The album’s best track, “We Just Won’t Be Defeated,” lives up to its title. A throbbing bass straight from classic Stax recordings anchors and complements a shining piano melody, accentuated by a refrain of horns and a litany of excited and ebullient shouts. The track would be cliched if it weren’t so incredibly infectious. Its passion is just shy of the bagpipe bombast of “Untitled” from Neutral Milk Hotel’s “In the Aeroplane Over the Sea,” and just as powerful. (Unfortunately for importers and downloaders, “We Just Won’t Be Defeated” was not included on the original UK release of “Thunder.”)

The key to “Thunder, Lightning, Strike” is ultimately its brevity. The few missteps don’t last very long: “Air Raid Gtr” (which sounds exactly like what one would expect) only wails for 39 seconds before The Go! Team’s emcee, Ninja, raps over the game-show theme melody of “Bottle Rocket.” The Go! Team’s remarkable consistency (with the exception of the vocal-and-piano ragtime of “Hold Yr Terror Close”) does not imply redundancy; on the contrary, after the 41-minute album ends, one’s gut reaction is to spin it again.

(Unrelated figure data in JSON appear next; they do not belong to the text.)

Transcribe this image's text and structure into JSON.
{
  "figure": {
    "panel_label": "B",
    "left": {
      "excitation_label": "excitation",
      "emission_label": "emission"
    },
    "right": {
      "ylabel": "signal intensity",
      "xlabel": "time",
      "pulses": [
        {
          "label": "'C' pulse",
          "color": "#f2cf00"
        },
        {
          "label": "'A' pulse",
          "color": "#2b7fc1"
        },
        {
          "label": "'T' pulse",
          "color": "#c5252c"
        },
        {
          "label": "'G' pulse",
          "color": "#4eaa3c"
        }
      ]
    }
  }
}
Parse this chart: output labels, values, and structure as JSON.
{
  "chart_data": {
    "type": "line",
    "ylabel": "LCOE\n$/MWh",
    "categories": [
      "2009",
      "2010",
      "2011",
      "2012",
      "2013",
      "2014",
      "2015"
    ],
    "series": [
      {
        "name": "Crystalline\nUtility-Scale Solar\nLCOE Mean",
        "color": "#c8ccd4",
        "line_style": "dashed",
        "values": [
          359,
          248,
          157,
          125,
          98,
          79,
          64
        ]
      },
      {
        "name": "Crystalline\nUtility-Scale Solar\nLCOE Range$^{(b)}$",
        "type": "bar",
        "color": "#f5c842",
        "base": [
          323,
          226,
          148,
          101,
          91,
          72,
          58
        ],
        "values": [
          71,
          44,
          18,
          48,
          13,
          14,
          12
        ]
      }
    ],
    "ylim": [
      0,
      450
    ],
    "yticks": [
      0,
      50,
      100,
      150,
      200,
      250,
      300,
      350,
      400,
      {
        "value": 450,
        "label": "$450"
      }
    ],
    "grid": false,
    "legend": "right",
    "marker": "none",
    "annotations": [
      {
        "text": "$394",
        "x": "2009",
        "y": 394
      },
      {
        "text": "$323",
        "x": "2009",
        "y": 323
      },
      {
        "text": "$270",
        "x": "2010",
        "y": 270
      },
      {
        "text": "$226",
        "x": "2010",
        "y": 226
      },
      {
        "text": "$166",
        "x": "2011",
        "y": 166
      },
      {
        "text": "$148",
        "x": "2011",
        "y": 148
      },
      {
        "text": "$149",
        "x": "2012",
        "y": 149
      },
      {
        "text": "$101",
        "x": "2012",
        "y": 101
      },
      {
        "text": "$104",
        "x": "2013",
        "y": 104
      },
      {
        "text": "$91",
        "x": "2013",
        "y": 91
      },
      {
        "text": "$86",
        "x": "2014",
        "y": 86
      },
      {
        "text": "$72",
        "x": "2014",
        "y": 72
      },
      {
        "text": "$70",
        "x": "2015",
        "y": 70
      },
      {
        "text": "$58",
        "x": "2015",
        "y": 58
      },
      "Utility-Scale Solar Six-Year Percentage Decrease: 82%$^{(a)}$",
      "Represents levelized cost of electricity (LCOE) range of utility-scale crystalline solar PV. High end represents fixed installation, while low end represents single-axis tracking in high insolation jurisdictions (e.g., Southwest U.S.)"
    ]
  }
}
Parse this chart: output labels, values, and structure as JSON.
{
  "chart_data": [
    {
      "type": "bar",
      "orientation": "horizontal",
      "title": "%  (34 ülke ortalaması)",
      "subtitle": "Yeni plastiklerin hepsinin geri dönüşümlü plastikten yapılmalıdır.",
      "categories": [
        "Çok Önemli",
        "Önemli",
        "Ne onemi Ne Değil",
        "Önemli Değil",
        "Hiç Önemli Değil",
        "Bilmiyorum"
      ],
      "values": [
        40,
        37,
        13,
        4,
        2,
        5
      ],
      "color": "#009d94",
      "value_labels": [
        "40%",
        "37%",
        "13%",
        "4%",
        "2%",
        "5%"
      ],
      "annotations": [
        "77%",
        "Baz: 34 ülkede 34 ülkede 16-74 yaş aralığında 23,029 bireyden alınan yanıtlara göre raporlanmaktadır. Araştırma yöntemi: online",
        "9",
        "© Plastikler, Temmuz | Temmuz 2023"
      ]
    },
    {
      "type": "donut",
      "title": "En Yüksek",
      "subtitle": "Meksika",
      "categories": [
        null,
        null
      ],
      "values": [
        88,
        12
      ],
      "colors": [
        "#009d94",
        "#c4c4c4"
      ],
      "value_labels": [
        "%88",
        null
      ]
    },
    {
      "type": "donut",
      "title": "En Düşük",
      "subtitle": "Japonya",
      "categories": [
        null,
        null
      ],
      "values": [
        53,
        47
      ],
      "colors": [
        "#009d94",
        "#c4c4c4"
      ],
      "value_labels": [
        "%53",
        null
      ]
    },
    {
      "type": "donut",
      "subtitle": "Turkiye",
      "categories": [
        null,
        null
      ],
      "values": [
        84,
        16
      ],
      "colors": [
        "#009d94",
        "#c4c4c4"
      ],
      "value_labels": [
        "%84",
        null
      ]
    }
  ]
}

This is thanks to the small touches. “Huddle Formation” has a beautifully contemporary indie-rock synth line almost reminiscent of Wolf Parade. “Everyone’s a VIP to Someone” has the second-best use of banjo in indie pop (behind Broken Social Scene). The buoyant brass of “Junior Kickstart” is briefly but seamlessly embellished with a fantastically piercing harmonica.

In other words, this short but sweet album is exciting and active, a welcome addition to the world of sample-pop, which has had no standout performers since the Avalanches. From start to foot-tapping finish, “Thunder, Lightning, Strike” is a vibrantly multi-layered and uniquely brash record with undeniable melody and energy.